Seyfarth Synopsis: In this recent case a Federal Magistrate Judge finds that OSHA has gone too far in expanding an incident inspection into a wall-to-wall inspection.

A District Court Magistrate Judge recently recommended that the Court quash a warrant “improvidently granted” to OSHA to expand an accident investigation into a broader Regional Emphasis Program (REP) inspection. Report and Recommendation (R&R), In the Matter of the Establishment Inspection of Mar-Jac Poultry, Inc., No. 2-16-MC-004-JCF (N.D. GA August 5, 2016).

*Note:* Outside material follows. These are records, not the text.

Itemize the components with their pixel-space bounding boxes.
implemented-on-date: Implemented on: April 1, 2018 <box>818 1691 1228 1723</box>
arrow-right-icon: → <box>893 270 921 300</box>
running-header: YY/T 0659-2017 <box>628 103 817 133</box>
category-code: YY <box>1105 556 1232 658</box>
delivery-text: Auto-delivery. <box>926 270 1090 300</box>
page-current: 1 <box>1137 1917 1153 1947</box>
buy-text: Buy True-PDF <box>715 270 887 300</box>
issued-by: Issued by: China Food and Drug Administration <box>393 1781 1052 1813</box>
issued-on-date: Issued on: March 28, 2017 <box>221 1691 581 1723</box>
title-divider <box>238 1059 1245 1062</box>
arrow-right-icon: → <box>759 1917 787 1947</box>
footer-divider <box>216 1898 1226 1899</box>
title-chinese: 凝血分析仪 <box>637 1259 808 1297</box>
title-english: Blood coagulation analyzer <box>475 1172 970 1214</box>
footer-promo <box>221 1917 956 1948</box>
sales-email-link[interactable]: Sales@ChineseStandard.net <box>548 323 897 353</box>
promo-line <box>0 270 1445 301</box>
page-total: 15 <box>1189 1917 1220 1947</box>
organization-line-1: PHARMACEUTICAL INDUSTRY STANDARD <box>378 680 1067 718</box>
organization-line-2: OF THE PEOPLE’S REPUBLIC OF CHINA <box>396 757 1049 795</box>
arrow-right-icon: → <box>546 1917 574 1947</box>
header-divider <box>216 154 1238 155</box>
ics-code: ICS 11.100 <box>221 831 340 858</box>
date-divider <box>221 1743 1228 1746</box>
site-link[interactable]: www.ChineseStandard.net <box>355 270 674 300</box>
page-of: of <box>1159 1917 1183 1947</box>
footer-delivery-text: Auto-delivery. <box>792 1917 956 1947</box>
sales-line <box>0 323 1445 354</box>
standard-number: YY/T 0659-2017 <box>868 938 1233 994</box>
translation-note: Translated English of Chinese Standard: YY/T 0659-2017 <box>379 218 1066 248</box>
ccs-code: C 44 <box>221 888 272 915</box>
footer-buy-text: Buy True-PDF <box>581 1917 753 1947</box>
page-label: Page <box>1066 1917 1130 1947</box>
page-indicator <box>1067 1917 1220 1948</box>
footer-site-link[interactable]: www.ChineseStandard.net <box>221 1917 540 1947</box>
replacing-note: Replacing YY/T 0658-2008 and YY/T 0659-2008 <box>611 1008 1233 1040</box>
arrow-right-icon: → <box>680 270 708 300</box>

In attempting to expand the accident investigation into a much broader inspection under the REP, OSHA argued that there was overlap between the hazards that caused the accident and hazards addressed by the REP, as well as information reflected on the Company’s OSHA 300 logs showing work-related injuries leading to medical treatment or days lost from work. The Magistrate found that the fact that there was overlap between the hazards that triggered the accident and the hazards in the REP was not sufficient to expand the inspection to cover everything in the REP. Rather, the inspection could only be expanded to cover those areas where OSHA had uncovered potential violations, in this case electrical issues. The Magistrate also found that OSHA’s analysis of the OSHA 300 logs likewise confused “exposure to potential hazards with evidence of a possible violation.” The Magistrate said that “it may be true that enough injuries of a certain type could support a finding of probable cause to inspect an entire facility for a specific violation, but OSHA’s presentation on this point falls well short of that mark.”

The Magistrate found that the question was not whether potential hazards exist (all business have potential hazards), but whether potential OSHA violations existed, and OSHA had not made that showing. OSHA is currently in the process of filing objections to the Magistrate’s ruling in hopes that the District Court Judge will reverse this finding. We will update this blog once the District Court rules.

For employers, the important take-away from this case is that without specific and well-founded evidence of a potential OSHA violation, OSHA is not entitled to turn an incident inspection into a wall-to-wall inspection.